The title of the presentation book and theme for the British Book Design & Production Awards this year was Artisan, appropriate as the best of design and print is a celebration of the artisan skills rather than mass production.
The Book of the Year underlined this. It was the ultimate in self publishing. Artist Leslie Gerry created the images, designed the pages and printed them on his Epson. The only outside help in the production of Havana was Ludlow Bookbinders, one of the country’s leading craft binders.
The 58pp 470x350mm book, presented in a solander box, retails at £1,450 a copy. It was a stunning production, if not representative of a title that can be picked up in Waterstones. Indeed many of those winning awards ran to the sort of limited production quantities that inevitably make them collectors’ pieces as much as a celebration of the book. But fortunately not all.
The Hoxton Mini Press won the brand identity category for its Tales from the City series. While they may not be readily available on the high streets of the UK, the photobooks of east London are not expensive. The publishers declare: “We make the kind of books we’d like to buy.” And can afford to.
The artisanal emphasis plays to the UK market, production cost coming second to creativity and availability. Consequently Pureprint printed the winner of the digital print category; Boss Print (which had printed the book of the night) produced the exhibition catalogue winner; TJ International the winner of the literature category and Geoff Neal printed the best British book. CPI Bookmarque retained its title as best jacket printer.
The limited edition category went to the Irish letterpress printer Salvage Press. Irish printers were also involved in the student awards as designers from the National College of Art & Design in Dublin vied with the University of the West of England to produce the winner of the best student book. It was won by Handy Tandra, a UWE student and his Kanye book was printed by Taylor Bros in Bristol.
Ingram Spark, also known as Lightning Source, achieved a first time mention for the digital book on demand print service, while other mentions for UK printers demonstrated that many printers can produce high quality books, not just the established large groups.
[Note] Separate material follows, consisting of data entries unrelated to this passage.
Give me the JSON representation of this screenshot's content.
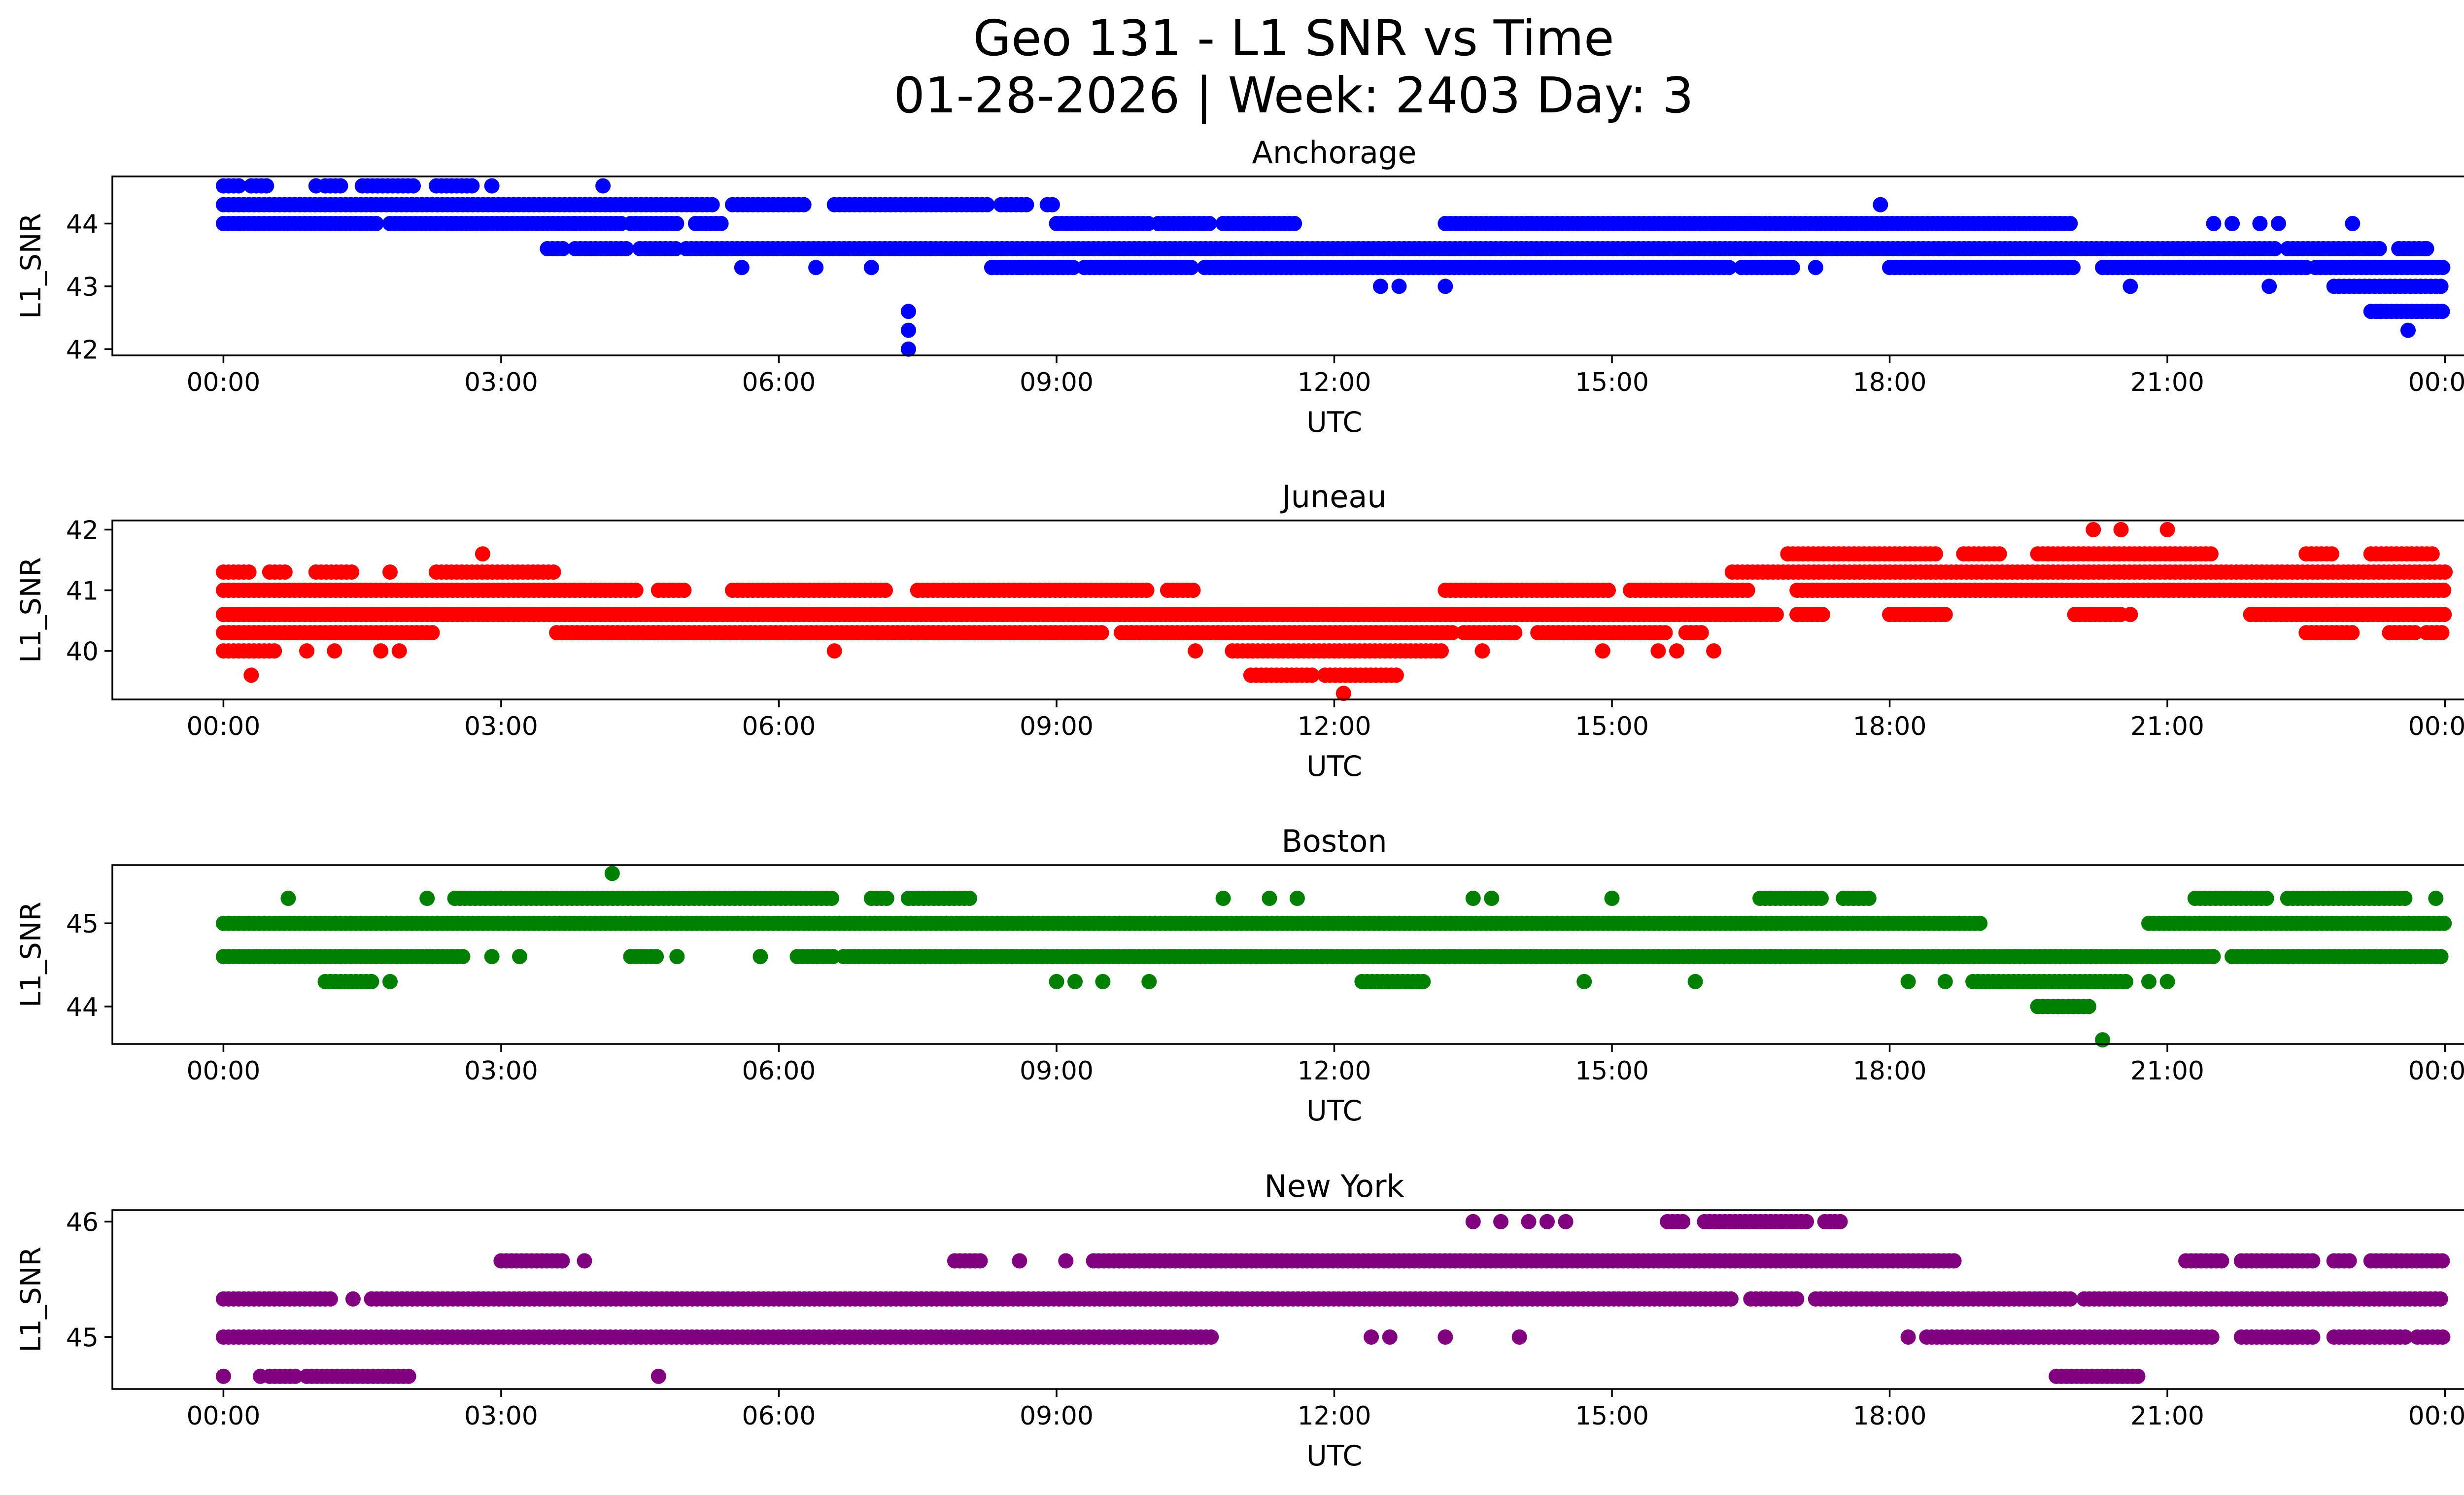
{
  "figure": {
    "title_line1": "Geo 131 - L1 SNR vs Time",
    "title_line2": "01-28-2026 | Week: 2403 Day: 3"
  },
  "chart_data": [
    {
      "type": "scatter",
      "title": "Anchorage",
      "xlabel": "UTC",
      "ylabel": "L1_SNR",
      "color": "#0000ff",
      "x_unit": "hours since 00:00 UTC",
      "xlim": [
        -1.2,
        25.2
      ],
      "ylim": [
        41.9,
        44.75
      ],
      "yticks": [
        42,
        43,
        44
      ],
      "xticklabels": [
        "00:00",
        "03:00",
        "06:00",
        "09:00",
        "12:00",
        "15:00",
        "18:00",
        "21:00",
        "00:00"
      ],
      "series": [
        {
          "name": "band 44.3",
          "y": 44.3,
          "ranges": [
            [
              0,
              5.3
            ],
            [
              5.5,
              6.3
            ],
            [
              6.6,
              8.3
            ],
            [
              8.4,
              8.7
            ],
            [
              8.9,
              9.0
            ]
          ]
        },
        {
          "name": "band 44.0",
          "y": 44.0,
          "ranges": [
            [
              0,
              1.7
            ],
            [
              1.8,
              3.8
            ],
            [
              3.8,
              4.3
            ],
            [
              4.4,
              4.9
            ],
            [
              5.1,
              5.4
            ],
            [
              9.0,
              10.0
            ],
            [
              10.1,
              10.7
            ],
            [
              10.8,
              11.6
            ],
            [
              16.1,
              20.0
            ],
            [
              13.2,
              16.6
            ]
          ]
        },
        {
          "name": "band 43.6",
          "y": 43.6,
          "ranges": [
            [
              3.5,
              3.7
            ],
            [
              3.8,
              4.4
            ],
            [
              4.5,
              4.9
            ],
            [
              5.0,
              22.2
            ],
            [
              22.3,
              23.3
            ],
            [
              23.5,
              23.8
            ]
          ]
        },
        {
          "name": "band 43.3",
          "y": 43.3,
          "ranges": [
            [
              8.3,
              9.2
            ],
            [
              9.3,
              10.5
            ],
            [
              10.6,
              16.3
            ],
            [
              16.4,
              17.0
            ],
            [
              18.0,
              20.0
            ],
            [
              20.3,
              22.5
            ],
            [
              22.6,
              24.0
            ]
          ]
        },
        {
          "name": "band 43.0",
          "y": 43.0,
          "ranges": [
            [
              22.8,
              24.0
            ]
          ]
        },
        {
          "name": "band 42.6",
          "y": 42.6,
          "ranges": [
            [
              23.2,
              24.0
            ]
          ]
        },
        {
          "name": "band 44.6",
          "y": 44.6,
          "ranges": [
            [
              0.0,
              0.2
            ],
            [
              0.3,
              0.5
            ],
            [
              1.1,
              1.3
            ],
            [
              1.5,
              2.1
            ],
            [
              2.3,
              2.7
            ]
          ]
        },
        {
          "name": "isolated",
          "points": [
            [
              1.0,
              44.6
            ],
            [
              2.9,
              44.6
            ],
            [
              4.1,
              44.6
            ],
            [
              5.6,
              43.3
            ],
            [
              6.4,
              43.3
            ],
            [
              7.0,
              43.3
            ],
            [
              7.4,
              42.6
            ],
            [
              7.4,
              42.3
            ],
            [
              7.4,
              42.0
            ],
            [
              8.3,
              43.3
            ],
            [
              8.6,
              43.3
            ],
            [
              12.5,
              43.0
            ],
            [
              12.7,
              43.0
            ],
            [
              13.2,
              43.0
            ],
            [
              13.8,
              44.0
            ],
            [
              14.1,
              44.0
            ],
            [
              14.3,
              44.0
            ],
            [
              17.2,
              43.3
            ],
            [
              17.9,
              44.3
            ],
            [
              20.6,
              43.0
            ],
            [
              21.5,
              44.0
            ],
            [
              21.7,
              44.0
            ],
            [
              22.0,
              44.0
            ],
            [
              22.2,
              44.0
            ],
            [
              22.1,
              43.0
            ],
            [
              23.3,
              42.6
            ],
            [
              23.6,
              42.3
            ],
            [
              23.0,
              44.0
            ],
            [
              23.8,
              43.6
            ]
          ]
        }
      ]
    },
    {
      "type": "scatter",
      "title": "Juneau",
      "xlabel": "UTC",
      "ylabel": "L1_SNR",
      "color": "#ff0000",
      "x_unit": "hours since 00:00 UTC",
      "xlim": [
        -1.2,
        25.2
      ],
      "ylim": [
        39.2,
        42.15
      ],
      "yticks": [
        40,
        41,
        42
      ],
      "xticklabels": [
        "00:00",
        "03:00",
        "06:00",
        "09:00",
        "12:00",
        "15:00",
        "18:00",
        "21:00",
        "00:00"
      ],
      "series": [
        {
          "name": "band 41.3",
          "y": 41.3,
          "ranges": [
            [
              0.0,
              0.3
            ],
            [
              0.5,
              0.7
            ],
            [
              1.0,
              1.4
            ],
            [
              2.3,
              3.6
            ],
            [
              16.3,
              24.0
            ]
          ]
        },
        {
          "name": "band 41.0",
          "y": 41.0,
          "ranges": [
            [
              0.0,
              4.5
            ],
            [
              4.7,
              5.0
            ],
            [
              5.5,
              7.2
            ],
            [
              7.5,
              10.0
            ],
            [
              10.2,
              10.5
            ],
            [
              13.2,
              15.0
            ],
            [
              15.2,
              16.5
            ],
            [
              17.0,
              24.0
            ]
          ]
        },
        {
          "name": "band 40.6",
          "y": 40.6,
          "ranges": [
            [
              0.0,
              16.8
            ],
            [
              17.0,
              17.3
            ],
            [
              18.0,
              18.6
            ],
            [
              20.0,
              20.5
            ],
            [
              21.9,
              24.0
            ]
          ]
        },
        {
          "name": "band 40.3",
          "y": 40.3,
          "ranges": [
            [
              0.0,
              2.3
            ],
            [
              3.6,
              9.5
            ],
            [
              9.7,
              13.3
            ],
            [
              13.4,
              14.0
            ],
            [
              14.2,
              15.6
            ],
            [
              15.8,
              16.0
            ],
            [
              22.5,
              23.0
            ],
            [
              23.4,
              23.7
            ],
            [
              23.8,
              24.0
            ]
          ]
        },
        {
          "name": "band 40.0",
          "y": 40.0,
          "ranges": [
            [
              0.0,
              0.6
            ],
            [
              10.9,
              13.2
            ]
          ]
        },
        {
          "name": "band 39.6",
          "y": 39.6,
          "ranges": [
            [
              11.1,
              11.8
            ],
            [
              11.9,
              12.7
            ]
          ]
        },
        {
          "name": "band 41.6",
          "y": 41.6,
          "ranges": [
            [
              16.9,
              18.5
            ],
            [
              18.8,
              19.2
            ],
            [
              19.6,
              21.5
            ],
            [
              22.5,
              22.8
            ],
            [
              23.2,
              23.9
            ]
          ]
        },
        {
          "name": "isolated",
          "points": [
            [
              0.3,
              39.6
            ],
            [
              0.9,
              40.0
            ],
            [
              1.2,
              40.0
            ],
            [
              1.7,
              40.0
            ],
            [
              1.9,
              40.0
            ],
            [
              1.8,
              41.3
            ],
            [
              2.8,
              41.6
            ],
            [
              6.6,
              40.0
            ],
            [
              10.5,
              40.0
            ],
            [
              12.1,
              39.3
            ],
            [
              13.6,
              40.0
            ],
            [
              14.9,
              40.0
            ],
            [
              15.5,
              40.0
            ],
            [
              15.7,
              40.0
            ],
            [
              16.1,
              40.0
            ],
            [
              17.0,
              40.6
            ],
            [
              20.2,
              42.0
            ],
            [
              20.5,
              42.0
            ],
            [
              21.0,
              42.0
            ],
            [
              18.6,
              40.6
            ],
            [
              20.6,
              40.6
            ]
          ]
        }
      ]
    },
    {
      "type": "scatter",
      "title": "Boston",
      "xlabel": "UTC",
      "ylabel": "L1_SNR",
      "color": "#008000",
      "x_unit": "hours since 00:00 UTC",
      "xlim": [
        -1.2,
        25.2
      ],
      "ylim": [
        43.55,
        45.7
      ],
      "yticks": [
        44,
        45
      ],
      "xticklabels": [
        "00:00",
        "03:00",
        "06:00",
        "09:00",
        "12:00",
        "15:00",
        "18:00",
        "21:00",
        "00:00"
      ],
      "series": [
        {
          "name": "band 45.3",
          "y": 45.3,
          "ranges": [
            [
              2.5,
              6.6
            ],
            [
              7.0,
              7.2
            ],
            [
              7.4,
              8.1
            ],
            [
              16.6,
              17.3
            ],
            [
              17.5,
              17.8
            ],
            [
              21.3,
              22.1
            ],
            [
              22.3,
              23.6
            ]
          ]
        },
        {
          "name": "band 45.0",
          "y": 45.0,
          "ranges": [
            [
              0.0,
              19.0
            ],
            [
              20.8,
              24.0
            ]
          ]
        },
        {
          "name": "band 44.6",
          "y": 44.6,
          "ranges": [
            [
              0.0,
              2.6
            ],
            [
              4.4,
              4.7
            ],
            [
              6.2,
              6.6
            ],
            [
              6.7,
              21.5
            ],
            [
              21.7,
              24.0
            ]
          ]
        },
        {
          "name": "band 44.3",
          "y": 44.3,
          "ranges": [
            [
              1.1,
              1.6
            ],
            [
              12.3,
              13.0
            ],
            [
              18.9,
              20.6
            ]
          ]
        },
        {
          "name": "band 44.0",
          "y": 44.0,
          "ranges": [
            [
              19.6,
              20.2
            ]
          ]
        },
        {
          "name": "isolated",
          "points": [
            [
              0.7,
              45.3
            ],
            [
              1.6,
              44.3
            ],
            [
              1.8,
              44.3
            ],
            [
              2.2,
              45.3
            ],
            [
              2.9,
              44.6
            ],
            [
              3.2,
              44.6
            ],
            [
              4.2,
              45.6
            ],
            [
              4.9,
              44.6
            ],
            [
              5.8,
              44.6
            ],
            [
              9.0,
              44.3
            ],
            [
              9.2,
              44.3
            ],
            [
              9.5,
              44.3
            ],
            [
              10.0,
              44.3
            ],
            [
              10.8,
              45.3
            ],
            [
              11.3,
              45.3
            ],
            [
              11.6,
              45.3
            ],
            [
              13.5,
              45.3
            ],
            [
              13.7,
              45.3
            ],
            [
              14.7,
              44.3
            ],
            [
              15.0,
              45.3
            ],
            [
              15.9,
              44.3
            ],
            [
              18.2,
              44.3
            ],
            [
              18.6,
              44.3
            ],
            [
              20.3,
              43.6
            ],
            [
              20.8,
              44.3
            ],
            [
              21.0,
              44.3
            ],
            [
              23.9,
              45.3
            ]
          ]
        }
      ]
    },
    {
      "type": "scatter",
      "title": "New York",
      "xlabel": "UTC",
      "ylabel": "L1_SNR",
      "color": "#800080",
      "x_unit": "hours since 00:00 UTC",
      "xlim": [
        -1.2,
        25.2
      ],
      "ylim": [
        44.55,
        46.1
      ],
      "yticks": [
        45,
        46
      ],
      "xticklabels": [
        "00:00",
        "03:00",
        "06:00",
        "09:00",
        "12:00",
        "15:00",
        "18:00",
        "21:00",
        "00:00"
      ],
      "series": [
        {
          "name": "band 45.66",
          "y": 45.66,
          "ranges": [
            [
              3.0,
              3.7
            ],
            [
              7.9,
              8.2
            ],
            [
              9.4,
              18.7
            ],
            [
              21.2,
              21.6
            ],
            [
              21.8,
              22.6
            ],
            [
              22.8,
              23.0
            ],
            [
              23.2,
              24.0
            ]
          ]
        },
        {
          "name": "band 45.33",
          "y": 45.33,
          "ranges": [
            [
              0.0,
              1.2
            ],
            [
              1.6,
              16.3
            ],
            [
              16.5,
              17.0
            ],
            [
              17.2,
              20.0
            ],
            [
              20.1,
              24.0
            ]
          ]
        },
        {
          "name": "band 45.0",
          "y": 45.0,
          "ranges": [
            [
              0.0,
              10.7
            ],
            [
              18.4,
              21.5
            ],
            [
              21.8,
              22.6
            ],
            [
              22.8,
              23.6
            ],
            [
              23.7,
              24.0
            ]
          ]
        },
        {
          "name": "band 44.66",
          "y": 44.66,
          "ranges": [
            [
              0.5,
              0.8
            ],
            [
              0.9,
              2.0
            ],
            [
              19.8,
              20.7
            ]
          ]
        },
        {
          "name": "band 46.0",
          "y": 46.0,
          "ranges": [
            [
              15.6,
              15.8
            ],
            [
              16.0,
              17.1
            ],
            [
              17.3,
              17.5
            ]
          ]
        },
        {
          "name": "isolated",
          "points": [
            [
              0.0,
              44.66
            ],
            [
              0.4,
              44.66
            ],
            [
              1.4,
              45.33
            ],
            [
              3.9,
              45.66
            ],
            [
              4.7,
              44.66
            ],
            [
              8.6,
              45.66
            ],
            [
              9.1,
              45.66
            ],
            [
              12.4,
              45.0
            ],
            [
              12.6,
              45.0
            ],
            [
              13.2,
              45.0
            ],
            [
              14.0,
              45.0
            ],
            [
              13.5,
              46.0
            ],
            [
              13.8,
              46.0
            ],
            [
              14.1,
              46.0
            ],
            [
              14.3,
              46.0
            ],
            [
              14.5,
              46.0
            ],
            [
              18.2,
              45.0
            ],
            [
              21.1,
              45.0
            ],
            [
              22.3,
              45.0
            ]
          ]
        }
      ]
    }
  ]
}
The self published category was printed in Italy, the only category win for an Italian printer, but one of 13 mentions for one of the strongest book printing nations in Europe. As well as the category wins, UK printers received most mentions in dispatches with 24; China achieved 20 with five wins in categories where volume is still needed. German printers won the reference books and lifestyle sections.
There were no Singapore printers listed, but two of the finalists were printed in Ireland, two in Belgium and one each in the Netherlands, Czech Republic and India.
The book of the night no longer carries a judges’ summation of their experience over two days of examining the minutiae of books, which is a shame. Nor does it carry an index of the binders of the books that reached the final listing which is disappointing as a binding is as important to the finished product as printing.
In the league table of UK binders, judged purely on this listing, Ludlow Bookbinders leads with five mentions; Duffy Bookbinders has Ireland sewn up; while there were single mentions for Wyvern, Deanprint, Masters Bookbinding, Diamond Print Services and Fine Book Binding.
The book of the night was a collector’s piece in itself. It featured a cove commissioned from artist Vic Lee in a hand drawn woodcut style. Boss Print printed on Fedrigoni papers and bound the book (working with Purfect Finish), using coloured thread, a half Otabind process to ensure a lay flat opening, foiled and embossed cover and with copper end papers. One criticism applies to the printing of the judges’ comments for each award which were set in unnecessarily small type.